# Dove Updates??



## wader (Dec 9, 2004)

It seems we all had good opening days. The action at Clark Lake WLA was outstanding, even though there were a few hunters who saw fit to start shooting before noon, you know who you are if you were there. I limited out, and my buddy shot 6. We hit deer creek on the 3rd, few birds in the air, but we managed to get a few. Hit Clark Lake last night and shot 4 more. Much less action. I think the good round ups are over for a while, at least at the public fields. Hope those of you still hunting are having success, gotta love those little beauties hot off of the grill.....


----------



## TomC (Aug 14, 2007)

I'm interested in trying Dove hunting for the First Time and Im looking for someone to go with, or mabey some place to go that would have some doves on it. Anyone interested in going let me know.


----------



## J-fish (Jan 5, 2007)

3 Of Us Got 31 Wed. Eve On Private Land In Perry Great Fun Cant Wait To Wrap Um In Bacon An Cabob Them

Theres One!!!


----------



## Saugeye 1 (May 20, 2006)

I'm with TomC ...
Never been hunting for doves before but would love to try it.


----------



## bozz (Sep 2, 2004)

Yeah waiting on a cold front now and maybe some harvest crops, my chair below provided some much needed shade in those hot dove [email protected]


----------



## stumpsitter (Jul 3, 2004)

Wow, you REALLY get into it


----------



## ReadHeaded Hunter (Apr 17, 2007)

went out onopening day on private land and only got 3. this cold front seems to be pushing em to us a little more now. hopefully we get a good migration here soon.


----------



## wader (Dec 9, 2004)

Since we got some rain, and a little cooler weather, I have been seeing a few more birds around. Hopefully by Wednesday we'll get some of those birds from Michigan that they aren't allowed to shoot at. If I can get my honey-do list done, me and a buddy are going to give the public fields one more try Wed. evening. We've almost got enough for a good party around the grill....


----------



## bozz (Sep 2, 2004)

Anybody see any migrating birds yet ?....or increase in dove sightings, wonder if those northern birds have pass through yet, may need some colder weather, I would like to try some more public land if the birds move back in.....reports on other boards have been rather few birds sighted....uuumm.


----------



## supercanoe (Jun 12, 2006)

There was a push of new birds this weekend with the front. Saturday night I saw 2000+ going to roost. Hunting slowed just a bit last week, but picked right back up with the front that went thru.


----------



## wader (Dec 9, 2004)

Went out last Wed., the 12th, to Clark Lake WLA. Same old story, very few birds in the air. Didn't even fire a shot. A couple other guys got maybe 2 or 3, but that was it. I had an easy floater come right over my head, and I lost it in the sun. Oh well. Hopefully the birds continue to push south, but the northern states are going to see some warmer weather this week. I really need to find some private property to hunt.....


----------



## bozz (Sep 2, 2004)

:S


wader said:


> Went out last Wed., the 12th, to Clark Lake WLA. Same old story, very few birds in the air. Didn't even fire a shot. A couple other guys got maybe 2 or 3, but that was it. I had an easy floater come right over my head, and I lost it in the sun. Oh well. Hopefully the birds continue to push south, but the northern states are going to see some warmer weather this week. I really need to find some private property to hunt.....

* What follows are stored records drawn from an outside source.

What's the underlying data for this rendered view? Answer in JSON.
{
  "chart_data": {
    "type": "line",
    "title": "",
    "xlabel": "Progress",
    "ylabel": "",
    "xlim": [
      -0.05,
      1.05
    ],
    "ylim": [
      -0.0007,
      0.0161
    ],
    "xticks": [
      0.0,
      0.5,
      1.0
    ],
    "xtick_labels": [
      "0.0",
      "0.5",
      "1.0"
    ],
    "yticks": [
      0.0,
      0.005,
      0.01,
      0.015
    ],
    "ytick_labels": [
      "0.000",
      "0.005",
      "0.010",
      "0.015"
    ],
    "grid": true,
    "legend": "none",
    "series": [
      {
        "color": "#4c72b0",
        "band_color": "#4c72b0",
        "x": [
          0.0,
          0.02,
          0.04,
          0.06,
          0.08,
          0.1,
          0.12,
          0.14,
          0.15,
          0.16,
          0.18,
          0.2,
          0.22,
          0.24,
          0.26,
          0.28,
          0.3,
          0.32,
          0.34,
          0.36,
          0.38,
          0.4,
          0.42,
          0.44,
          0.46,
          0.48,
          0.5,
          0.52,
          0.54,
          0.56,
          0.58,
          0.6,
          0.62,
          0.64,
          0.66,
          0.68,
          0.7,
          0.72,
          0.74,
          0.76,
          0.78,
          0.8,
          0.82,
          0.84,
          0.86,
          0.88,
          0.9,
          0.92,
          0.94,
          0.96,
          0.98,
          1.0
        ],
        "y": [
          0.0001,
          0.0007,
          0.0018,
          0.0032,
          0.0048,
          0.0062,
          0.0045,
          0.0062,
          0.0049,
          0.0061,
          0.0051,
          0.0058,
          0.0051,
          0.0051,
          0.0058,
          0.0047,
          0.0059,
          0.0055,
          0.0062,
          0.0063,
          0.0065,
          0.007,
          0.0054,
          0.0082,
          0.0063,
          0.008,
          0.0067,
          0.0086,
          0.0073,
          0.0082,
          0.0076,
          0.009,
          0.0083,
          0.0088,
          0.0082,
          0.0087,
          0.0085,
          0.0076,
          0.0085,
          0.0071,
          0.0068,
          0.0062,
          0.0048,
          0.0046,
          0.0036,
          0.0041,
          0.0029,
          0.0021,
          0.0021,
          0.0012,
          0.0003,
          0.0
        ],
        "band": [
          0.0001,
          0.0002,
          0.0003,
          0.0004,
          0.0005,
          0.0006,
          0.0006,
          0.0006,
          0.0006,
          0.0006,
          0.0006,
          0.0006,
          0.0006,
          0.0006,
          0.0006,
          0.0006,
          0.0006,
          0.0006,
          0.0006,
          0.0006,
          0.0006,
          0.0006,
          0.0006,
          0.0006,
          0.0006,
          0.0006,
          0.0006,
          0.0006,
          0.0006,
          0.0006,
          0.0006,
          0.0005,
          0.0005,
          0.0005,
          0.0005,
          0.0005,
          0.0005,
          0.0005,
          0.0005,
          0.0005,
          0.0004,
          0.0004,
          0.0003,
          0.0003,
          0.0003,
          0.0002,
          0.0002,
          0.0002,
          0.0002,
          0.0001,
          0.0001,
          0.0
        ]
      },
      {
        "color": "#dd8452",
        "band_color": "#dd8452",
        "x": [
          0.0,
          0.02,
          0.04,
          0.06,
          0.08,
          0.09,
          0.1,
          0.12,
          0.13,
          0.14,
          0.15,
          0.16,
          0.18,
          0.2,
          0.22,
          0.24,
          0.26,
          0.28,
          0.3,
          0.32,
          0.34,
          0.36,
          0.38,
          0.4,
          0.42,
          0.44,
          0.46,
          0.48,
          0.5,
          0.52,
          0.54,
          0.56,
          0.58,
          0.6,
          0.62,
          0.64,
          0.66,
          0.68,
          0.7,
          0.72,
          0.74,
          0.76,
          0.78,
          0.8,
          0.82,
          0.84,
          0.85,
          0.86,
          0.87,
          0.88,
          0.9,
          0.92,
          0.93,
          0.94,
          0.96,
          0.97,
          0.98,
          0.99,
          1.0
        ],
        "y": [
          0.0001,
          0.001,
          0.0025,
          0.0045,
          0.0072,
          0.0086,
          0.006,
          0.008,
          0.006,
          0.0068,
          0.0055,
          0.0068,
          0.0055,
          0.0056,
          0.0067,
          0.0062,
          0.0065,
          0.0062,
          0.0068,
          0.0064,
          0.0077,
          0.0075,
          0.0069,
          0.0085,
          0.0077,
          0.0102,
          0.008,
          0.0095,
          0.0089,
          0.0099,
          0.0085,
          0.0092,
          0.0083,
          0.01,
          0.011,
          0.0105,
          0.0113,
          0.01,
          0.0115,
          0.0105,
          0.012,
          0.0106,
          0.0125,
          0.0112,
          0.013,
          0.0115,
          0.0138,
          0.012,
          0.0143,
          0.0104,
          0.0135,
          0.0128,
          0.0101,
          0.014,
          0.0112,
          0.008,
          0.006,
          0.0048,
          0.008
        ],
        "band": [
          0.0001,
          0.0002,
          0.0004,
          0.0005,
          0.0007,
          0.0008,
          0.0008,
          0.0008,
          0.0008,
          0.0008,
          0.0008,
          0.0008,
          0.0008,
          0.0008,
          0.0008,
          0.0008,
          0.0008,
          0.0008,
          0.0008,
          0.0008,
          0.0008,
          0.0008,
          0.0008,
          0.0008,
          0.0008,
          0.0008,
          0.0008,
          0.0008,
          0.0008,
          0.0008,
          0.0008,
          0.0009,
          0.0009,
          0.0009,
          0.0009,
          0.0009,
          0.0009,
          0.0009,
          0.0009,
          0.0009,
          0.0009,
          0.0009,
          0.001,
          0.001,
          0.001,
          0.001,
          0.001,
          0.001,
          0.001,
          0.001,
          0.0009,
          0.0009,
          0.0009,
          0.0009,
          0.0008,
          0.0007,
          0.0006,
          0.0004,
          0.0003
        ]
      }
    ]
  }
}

Yeah I only saw one bird in the 4 fields I checked, it was like a ghost town on public land, I think the birds are gone for good..........I have one peice of private land I may check Sat.:S


----------



## BiteMyLine (Sep 7, 2006)

I went out this past saturday with 3 others for the twilight hours and we managed 30 between all of us. We were sitting in a fresh dug pond with very little water and all blue limestone and gravel, cottonwoods surrounding and we had trouble keeping our guns loaded sometimes. Shooting gets crazy and you start wasting lead instead of leading properly and taking good shots, but who cares, that was too much fun. I'm not that great of a shot and i took 48 rounds with me and returned home with 5. What a feast that night!


----------



## tsmokiee (May 11, 2007)

Went out last night 9/22 to a semi private field that I hunt. There were quite a few birds and I ended up with 13 in about 2 hours, just couldn't seem to get those last two. I hadn't been out for a week, but there were definitely more birds yesterday than a week ago.


----------



## supercanoe (Jun 12, 2006)

Took my dad out last night and shot a 2 man limit. Not as many birds around now. Birds are educated, need to hide if you want them to decoy.


----------